Workflow:Datahub project Datahub Docker Quickstart Deployment
| Knowledge Sources | |
|---|---|
| Domains | DevOps, Deployment, Docker |
| Last Updated | 2026-02-09 12:00 GMT |
Overview
End-to-end process for deploying a local DataHub instance using Docker Compose for development, testing, and evaluation.
Description
This workflow covers the quickstart deployment of DataHub, which launches the full platform stack (14 containers) using Docker Compose. The stack includes the frontend UI, metadata service (GMS), Kafka, MySQL, Elasticsearch, and supporting services. This is the fastest way to get a running DataHub instance for local development, experimentation, or demos. The deployment supports data backup/restore, version pinning, and sample data ingestion.
Usage
Execute this workflow when you need a local DataHub instance for development, testing, demos, or evaluation. This is not recommended for production deployments; use Kubernetes with Helm charts for production environments.
Execution Steps
Step 1: Install Prerequisites
Ensure Docker, Docker Compose v2, and Python 3.10+ are installed on the host machine. Docker must have sufficient resources allocated (minimum 2 CPUs and 8GB RAM recommended).
Key considerations:
- Docker Compose v2 is required (v1 is deprecated)

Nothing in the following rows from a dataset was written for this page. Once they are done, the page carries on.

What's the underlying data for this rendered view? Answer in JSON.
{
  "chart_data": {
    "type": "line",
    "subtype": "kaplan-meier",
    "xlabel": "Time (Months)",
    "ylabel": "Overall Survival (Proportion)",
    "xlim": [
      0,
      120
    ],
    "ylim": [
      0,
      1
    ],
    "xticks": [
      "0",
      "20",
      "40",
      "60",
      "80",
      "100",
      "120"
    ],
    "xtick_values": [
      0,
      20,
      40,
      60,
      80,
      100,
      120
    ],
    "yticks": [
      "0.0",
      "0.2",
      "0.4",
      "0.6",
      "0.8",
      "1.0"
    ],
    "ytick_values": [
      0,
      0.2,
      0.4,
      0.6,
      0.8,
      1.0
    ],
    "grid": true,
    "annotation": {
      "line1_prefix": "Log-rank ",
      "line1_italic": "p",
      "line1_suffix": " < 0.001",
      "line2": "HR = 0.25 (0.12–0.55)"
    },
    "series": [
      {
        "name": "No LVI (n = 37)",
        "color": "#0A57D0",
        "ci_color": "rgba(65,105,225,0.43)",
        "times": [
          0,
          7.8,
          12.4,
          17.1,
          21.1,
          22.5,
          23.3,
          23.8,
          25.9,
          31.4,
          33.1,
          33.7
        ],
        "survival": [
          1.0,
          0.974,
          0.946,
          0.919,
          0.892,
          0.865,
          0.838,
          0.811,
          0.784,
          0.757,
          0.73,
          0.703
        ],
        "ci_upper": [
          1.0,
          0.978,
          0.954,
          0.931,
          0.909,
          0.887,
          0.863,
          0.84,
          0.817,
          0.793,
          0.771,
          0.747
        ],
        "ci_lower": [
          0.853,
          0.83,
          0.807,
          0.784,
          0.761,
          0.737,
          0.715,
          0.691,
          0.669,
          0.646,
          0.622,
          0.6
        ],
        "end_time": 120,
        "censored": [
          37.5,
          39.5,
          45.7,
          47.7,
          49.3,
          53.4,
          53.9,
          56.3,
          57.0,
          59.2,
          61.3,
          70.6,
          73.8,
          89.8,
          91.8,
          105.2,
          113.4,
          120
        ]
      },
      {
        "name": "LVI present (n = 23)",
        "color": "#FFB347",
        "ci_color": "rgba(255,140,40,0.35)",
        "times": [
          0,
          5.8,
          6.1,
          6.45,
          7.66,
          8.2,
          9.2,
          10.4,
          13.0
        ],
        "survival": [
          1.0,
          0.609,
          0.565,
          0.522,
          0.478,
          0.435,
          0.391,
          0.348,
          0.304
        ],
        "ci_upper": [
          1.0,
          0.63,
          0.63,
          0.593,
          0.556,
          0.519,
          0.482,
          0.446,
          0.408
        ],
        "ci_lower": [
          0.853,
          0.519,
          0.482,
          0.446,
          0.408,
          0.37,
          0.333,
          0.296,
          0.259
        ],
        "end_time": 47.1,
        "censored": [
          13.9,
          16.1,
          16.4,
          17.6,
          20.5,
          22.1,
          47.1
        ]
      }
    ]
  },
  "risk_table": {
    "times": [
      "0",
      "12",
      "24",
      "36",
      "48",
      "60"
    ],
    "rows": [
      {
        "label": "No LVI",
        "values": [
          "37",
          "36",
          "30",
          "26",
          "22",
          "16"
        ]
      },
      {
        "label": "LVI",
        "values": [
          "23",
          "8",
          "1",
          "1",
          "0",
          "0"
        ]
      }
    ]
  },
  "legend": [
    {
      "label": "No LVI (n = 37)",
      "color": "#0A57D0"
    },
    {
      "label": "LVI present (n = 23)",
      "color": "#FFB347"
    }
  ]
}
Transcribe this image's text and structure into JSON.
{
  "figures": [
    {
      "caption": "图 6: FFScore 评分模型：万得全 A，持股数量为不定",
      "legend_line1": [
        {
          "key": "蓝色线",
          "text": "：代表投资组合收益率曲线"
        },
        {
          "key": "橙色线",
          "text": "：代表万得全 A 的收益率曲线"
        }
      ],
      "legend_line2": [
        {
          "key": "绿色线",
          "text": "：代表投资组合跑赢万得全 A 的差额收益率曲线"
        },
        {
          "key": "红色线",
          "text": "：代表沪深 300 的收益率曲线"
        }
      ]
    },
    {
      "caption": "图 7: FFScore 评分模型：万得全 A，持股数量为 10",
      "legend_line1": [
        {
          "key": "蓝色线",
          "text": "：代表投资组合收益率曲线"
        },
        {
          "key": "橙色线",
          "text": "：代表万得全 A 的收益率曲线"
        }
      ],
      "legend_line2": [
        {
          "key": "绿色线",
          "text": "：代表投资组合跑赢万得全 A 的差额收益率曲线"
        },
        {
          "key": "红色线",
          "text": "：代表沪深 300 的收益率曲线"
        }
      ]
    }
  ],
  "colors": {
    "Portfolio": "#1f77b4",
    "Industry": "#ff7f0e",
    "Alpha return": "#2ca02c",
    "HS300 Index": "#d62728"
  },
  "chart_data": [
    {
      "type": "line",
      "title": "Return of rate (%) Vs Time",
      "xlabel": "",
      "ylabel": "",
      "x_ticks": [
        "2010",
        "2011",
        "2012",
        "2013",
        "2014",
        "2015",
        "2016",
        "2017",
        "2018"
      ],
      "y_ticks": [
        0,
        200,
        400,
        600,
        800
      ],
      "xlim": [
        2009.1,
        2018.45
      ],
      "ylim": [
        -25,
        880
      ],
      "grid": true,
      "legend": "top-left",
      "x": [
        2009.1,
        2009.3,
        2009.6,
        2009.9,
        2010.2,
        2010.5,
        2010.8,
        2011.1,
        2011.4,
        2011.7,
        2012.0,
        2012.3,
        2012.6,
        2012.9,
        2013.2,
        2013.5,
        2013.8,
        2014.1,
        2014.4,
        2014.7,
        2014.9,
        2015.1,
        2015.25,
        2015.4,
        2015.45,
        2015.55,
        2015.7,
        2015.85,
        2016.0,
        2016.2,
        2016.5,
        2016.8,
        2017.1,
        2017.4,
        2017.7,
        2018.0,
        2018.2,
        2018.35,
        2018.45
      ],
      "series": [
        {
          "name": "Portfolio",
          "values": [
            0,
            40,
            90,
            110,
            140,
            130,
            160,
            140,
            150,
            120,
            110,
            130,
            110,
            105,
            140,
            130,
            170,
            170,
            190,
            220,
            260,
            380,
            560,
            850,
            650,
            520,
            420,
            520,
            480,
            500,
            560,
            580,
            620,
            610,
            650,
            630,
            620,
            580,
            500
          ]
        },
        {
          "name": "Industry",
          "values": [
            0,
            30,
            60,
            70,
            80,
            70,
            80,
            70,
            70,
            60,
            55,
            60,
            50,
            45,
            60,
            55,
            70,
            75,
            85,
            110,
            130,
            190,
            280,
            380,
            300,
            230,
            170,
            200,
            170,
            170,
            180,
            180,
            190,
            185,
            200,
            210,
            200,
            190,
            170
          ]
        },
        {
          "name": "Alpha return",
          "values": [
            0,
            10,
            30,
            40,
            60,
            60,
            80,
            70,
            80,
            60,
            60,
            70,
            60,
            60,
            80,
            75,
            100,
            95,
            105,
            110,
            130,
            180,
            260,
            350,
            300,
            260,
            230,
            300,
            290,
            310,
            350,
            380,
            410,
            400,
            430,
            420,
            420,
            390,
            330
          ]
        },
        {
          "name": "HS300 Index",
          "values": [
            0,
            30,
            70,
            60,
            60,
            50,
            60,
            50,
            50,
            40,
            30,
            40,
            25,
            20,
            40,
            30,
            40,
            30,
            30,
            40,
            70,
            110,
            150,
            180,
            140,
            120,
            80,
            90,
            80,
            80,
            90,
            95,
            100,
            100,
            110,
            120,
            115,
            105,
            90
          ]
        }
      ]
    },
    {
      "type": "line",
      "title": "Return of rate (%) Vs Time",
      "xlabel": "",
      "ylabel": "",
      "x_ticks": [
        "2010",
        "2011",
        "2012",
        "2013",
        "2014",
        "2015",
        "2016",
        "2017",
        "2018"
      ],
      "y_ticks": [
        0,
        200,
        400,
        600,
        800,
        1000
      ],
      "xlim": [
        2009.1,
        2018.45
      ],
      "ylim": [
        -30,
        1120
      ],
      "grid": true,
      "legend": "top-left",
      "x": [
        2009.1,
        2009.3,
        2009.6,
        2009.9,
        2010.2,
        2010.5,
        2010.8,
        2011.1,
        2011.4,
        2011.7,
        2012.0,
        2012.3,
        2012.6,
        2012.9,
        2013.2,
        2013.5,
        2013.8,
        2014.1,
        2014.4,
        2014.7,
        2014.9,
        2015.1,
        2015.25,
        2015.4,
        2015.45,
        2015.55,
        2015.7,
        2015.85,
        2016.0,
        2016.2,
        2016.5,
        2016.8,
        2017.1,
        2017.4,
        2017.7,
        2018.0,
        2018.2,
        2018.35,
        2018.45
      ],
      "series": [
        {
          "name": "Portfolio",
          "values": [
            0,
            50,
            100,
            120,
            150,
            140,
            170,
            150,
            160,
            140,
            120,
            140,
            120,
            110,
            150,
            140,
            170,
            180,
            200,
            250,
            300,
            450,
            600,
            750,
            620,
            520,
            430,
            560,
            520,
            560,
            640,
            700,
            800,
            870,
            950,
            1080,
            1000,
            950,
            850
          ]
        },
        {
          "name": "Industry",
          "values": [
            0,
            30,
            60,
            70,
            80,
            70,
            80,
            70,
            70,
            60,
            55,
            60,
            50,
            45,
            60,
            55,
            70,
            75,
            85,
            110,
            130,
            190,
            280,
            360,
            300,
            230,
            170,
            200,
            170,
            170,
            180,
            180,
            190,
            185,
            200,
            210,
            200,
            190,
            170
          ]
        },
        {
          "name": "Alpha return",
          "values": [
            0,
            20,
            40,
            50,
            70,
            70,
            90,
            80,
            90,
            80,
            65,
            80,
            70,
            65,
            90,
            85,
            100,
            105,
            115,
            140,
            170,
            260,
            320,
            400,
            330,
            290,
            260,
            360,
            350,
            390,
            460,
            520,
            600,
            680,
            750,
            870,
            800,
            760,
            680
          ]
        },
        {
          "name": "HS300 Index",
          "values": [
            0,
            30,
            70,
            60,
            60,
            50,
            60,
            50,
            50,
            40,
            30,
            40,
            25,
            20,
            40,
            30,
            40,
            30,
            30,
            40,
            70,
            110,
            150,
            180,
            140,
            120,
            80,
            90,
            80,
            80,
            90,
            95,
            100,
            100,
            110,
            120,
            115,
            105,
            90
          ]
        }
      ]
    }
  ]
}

- Allocate sufficient memory in Docker Desktop settings
- Port 9002 (frontend), 8080 (GMS), and others must be available
Step 2: Install DataHub CLI
Install the DataHub CLI tool via pip. The CLI provides the docker quickstart commands that orchestrate the deployment.
Key considerations:
- Install via pip install acryl-datahub
- Verify with datahub version
- The CLI manages Docker Compose orchestration
Step 3: Launch DataHub Stack
Execute the quickstart command to pull Docker images and start all services. The CLI downloads pre-built images from Docker Hub and launches the complete stack.
Key considerations:
- First launch downloads several GB of Docker images
- All 14 containers must reach healthy status
- The process may take several minutes on first run
- Specific versions can be pinned with the version flag
Step 4: Access and Verify
Open the DataHub UI in a browser and log in with default credentials. Verify that the platform is operational by browsing the catalog.
Key considerations:
- Frontend is available at http://localhost:9002
- Default credentials are datahub/datahub
- GMS REST API is available at http://localhost:8080
Step 5: Load Sample Data
Optionally ingest sample metadata to explore DataHub features. The sample data includes example datasets, dashboards, charts, and lineage relationships.
Key considerations:
- Sample data demonstrates key DataHub features
- Useful for demos and getting familiar with the UI
- Can be skipped if ingesting real metadata
Step 6: Manage Deployment Lifecycle
Use CLI commands to stop, restart, backup data, restore from backup, or completely reset the DataHub instance.
Key considerations:
- Stop preserves data in Docker volumes
- Nuke removes all data and volumes for a clean restart
- Backup creates a portable archive of all stored metadata
- Restore loads previously backed-up data